Okay, I know it’s only been 3 weeks… but I had been eating at maintenance (or doing a “refeed”) from November to the beginning of March, so I’m feeling like a 15-20% cut from TDEE should be leading to SOME weight loss. SOME.
I lost 3 lbs the first
week back counting calories, and have proceeded to lose nothing in the last 2
weeks even though I’ve stuck to the same types of foods, the same calorie
range, and have increased my activity significantly. I began my first week of
#100DaysOfChange doing mostly yoga and dance games on the Wii. My second week I
jumped back into lifting and running with a couple of active rest days (ie:
yoga).
W. T. F.
While I do not in any
way expect to lose 3lbs a week, I do expect to lose something. Hopefully I’m burning fat. Alllll the fat. And just
holding water in my muscles making the scale stagnant.
I took measurements on
Saturday, and those are mostly the same as they were a couple months ago. Very,
very, slight changes. Like a quarter of an inch or less. I’d post them, except
I forgot to write them all down. I’m so smart. I do know my natural waist was
down to 32”, but my waist-at-navel and hips haven’t changed which is where I
had gained some fat over the winter.

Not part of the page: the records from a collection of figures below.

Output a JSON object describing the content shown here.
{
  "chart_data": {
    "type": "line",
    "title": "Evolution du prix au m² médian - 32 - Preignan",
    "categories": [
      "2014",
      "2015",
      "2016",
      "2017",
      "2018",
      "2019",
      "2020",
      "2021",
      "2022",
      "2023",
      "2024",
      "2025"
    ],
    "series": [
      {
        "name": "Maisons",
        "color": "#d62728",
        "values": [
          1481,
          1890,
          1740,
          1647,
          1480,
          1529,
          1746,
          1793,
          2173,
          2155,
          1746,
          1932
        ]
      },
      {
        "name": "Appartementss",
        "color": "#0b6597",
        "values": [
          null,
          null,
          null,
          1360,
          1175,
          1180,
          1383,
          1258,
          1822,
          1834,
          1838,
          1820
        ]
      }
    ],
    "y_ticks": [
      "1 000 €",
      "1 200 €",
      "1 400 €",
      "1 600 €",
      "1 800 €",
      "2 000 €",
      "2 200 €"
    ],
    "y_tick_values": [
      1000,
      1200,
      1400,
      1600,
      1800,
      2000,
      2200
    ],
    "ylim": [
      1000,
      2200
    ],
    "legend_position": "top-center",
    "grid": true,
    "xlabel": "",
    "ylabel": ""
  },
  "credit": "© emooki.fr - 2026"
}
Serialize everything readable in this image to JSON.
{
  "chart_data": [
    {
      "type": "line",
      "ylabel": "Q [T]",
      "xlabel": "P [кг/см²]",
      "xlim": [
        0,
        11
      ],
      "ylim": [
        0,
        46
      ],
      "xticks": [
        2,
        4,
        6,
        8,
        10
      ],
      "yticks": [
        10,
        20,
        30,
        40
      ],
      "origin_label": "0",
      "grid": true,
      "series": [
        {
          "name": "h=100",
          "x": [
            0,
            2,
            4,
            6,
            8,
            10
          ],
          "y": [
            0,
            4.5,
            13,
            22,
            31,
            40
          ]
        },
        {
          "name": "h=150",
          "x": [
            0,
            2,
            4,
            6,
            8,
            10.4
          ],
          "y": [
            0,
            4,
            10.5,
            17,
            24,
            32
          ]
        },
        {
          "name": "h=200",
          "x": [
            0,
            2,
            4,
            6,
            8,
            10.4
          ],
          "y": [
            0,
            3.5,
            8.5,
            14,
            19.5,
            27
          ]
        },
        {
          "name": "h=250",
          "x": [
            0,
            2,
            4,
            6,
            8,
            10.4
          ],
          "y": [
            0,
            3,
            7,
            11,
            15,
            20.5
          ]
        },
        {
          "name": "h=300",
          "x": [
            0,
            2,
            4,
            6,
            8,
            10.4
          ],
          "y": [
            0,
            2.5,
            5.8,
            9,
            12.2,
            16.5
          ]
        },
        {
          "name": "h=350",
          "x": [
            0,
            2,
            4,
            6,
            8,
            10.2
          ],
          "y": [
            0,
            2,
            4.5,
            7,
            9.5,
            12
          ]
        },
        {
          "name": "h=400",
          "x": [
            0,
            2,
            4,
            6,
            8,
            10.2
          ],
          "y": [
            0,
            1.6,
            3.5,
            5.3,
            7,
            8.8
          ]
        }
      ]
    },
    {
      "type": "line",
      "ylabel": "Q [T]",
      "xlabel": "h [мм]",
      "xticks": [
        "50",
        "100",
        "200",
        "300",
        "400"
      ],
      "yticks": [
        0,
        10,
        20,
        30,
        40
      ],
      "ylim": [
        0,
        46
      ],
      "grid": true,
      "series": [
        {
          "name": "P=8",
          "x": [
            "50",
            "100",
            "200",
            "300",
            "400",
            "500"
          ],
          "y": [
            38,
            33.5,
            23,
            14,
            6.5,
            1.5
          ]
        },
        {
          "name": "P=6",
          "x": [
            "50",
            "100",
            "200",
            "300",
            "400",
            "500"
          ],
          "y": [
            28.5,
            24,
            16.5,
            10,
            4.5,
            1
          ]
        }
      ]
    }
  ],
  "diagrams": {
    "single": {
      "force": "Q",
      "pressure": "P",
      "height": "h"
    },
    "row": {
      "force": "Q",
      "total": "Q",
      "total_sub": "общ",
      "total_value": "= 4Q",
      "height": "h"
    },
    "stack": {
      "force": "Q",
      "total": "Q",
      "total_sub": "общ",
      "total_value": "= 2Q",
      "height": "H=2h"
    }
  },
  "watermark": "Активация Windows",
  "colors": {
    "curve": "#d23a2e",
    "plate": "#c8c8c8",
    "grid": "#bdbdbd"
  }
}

I’ll retake this weekend and actually
record them this time!
So that’s frustrating.
Plus I’ve been really hungry over the
last week and have no PMS to blame it on, and this plus the above frustration
is leading me to want to say “fuck it” to calorie counting. Again. But I know I’m
being incredibly impatient and need to get over myself, so I hope this little
vent will get it off my mind and allow me to plug along. Maybe I’ll have
another random 3lbs week this week and it’ll all just balance out!
I struggled a little
bit on Sunday and Monday this week to get the workout in. I stayed out way too
late Saturday night and it set me off on a bit of an emotional tailspin and
threatened to push me back into bad habits. Live and learn. Unless it’s a truly
special occasion, this girl needs to get her butt home and in bed around
midnight. No excuses. I’m feeling much more motivated today and am looking
forward to getting home and getting a good, tough workout in followed by a
long, hot shower, some tv with Mike, some reading before bed, and asleep by
11:30pm. I can’t wait and I love how my priorities are changing to put me in this
headspace.
Now to totally up and change subjects: I said in my last
update that I would post progress pictures soon. These were taken mid-February a
couple weeks into Female Body Breakthrough before I had my breakdown (see what I did there?) and quit
exercising for nearly 2 weeks.
Quite a bit of
difference from my January 12th photos I talked about and posted a couple months ago.
I'm still not
close to where I had been around Fall of 2013, but making steps. I can’t say
enough about how #100DaysOfChange is, well, changing my life and my perspectives
and my goals. I know I just said Sunday and Monday were rough, which they were,
and that’s to be expected every now and again – but overall I am absolutely
loving choosing something to do for myself every day, taking that picture to
prove to myself that it got done, and the love and support I’m getting from my
family and friends. Probably the most exciting thing about it though, is the
fact that I can feel myself slowly pulling through this depression. There are
still bad days/weeks, there are still some moments where I wonder if I’m just
becoming numb to the things that stress me out or make me unhappy (I’ve felt this
way a lot this week which I think may be stemming mostly from my sleep schedule being
disrupted) - but when I get home in the evening and choose the workout I’m
going to do for the night, I feel great about that decision and I feel great
while I’m doing my chosen activity. I’m in my own special place inside my head.
It is my time and my comfort space. I don’t worry about my job or my kids or my
chores. I just think about me and how I’m improving my life and my health. It’s
really great and I just hope that it will continue to be that for me, and right
now I’m going to relish in it and try to ignore the scale.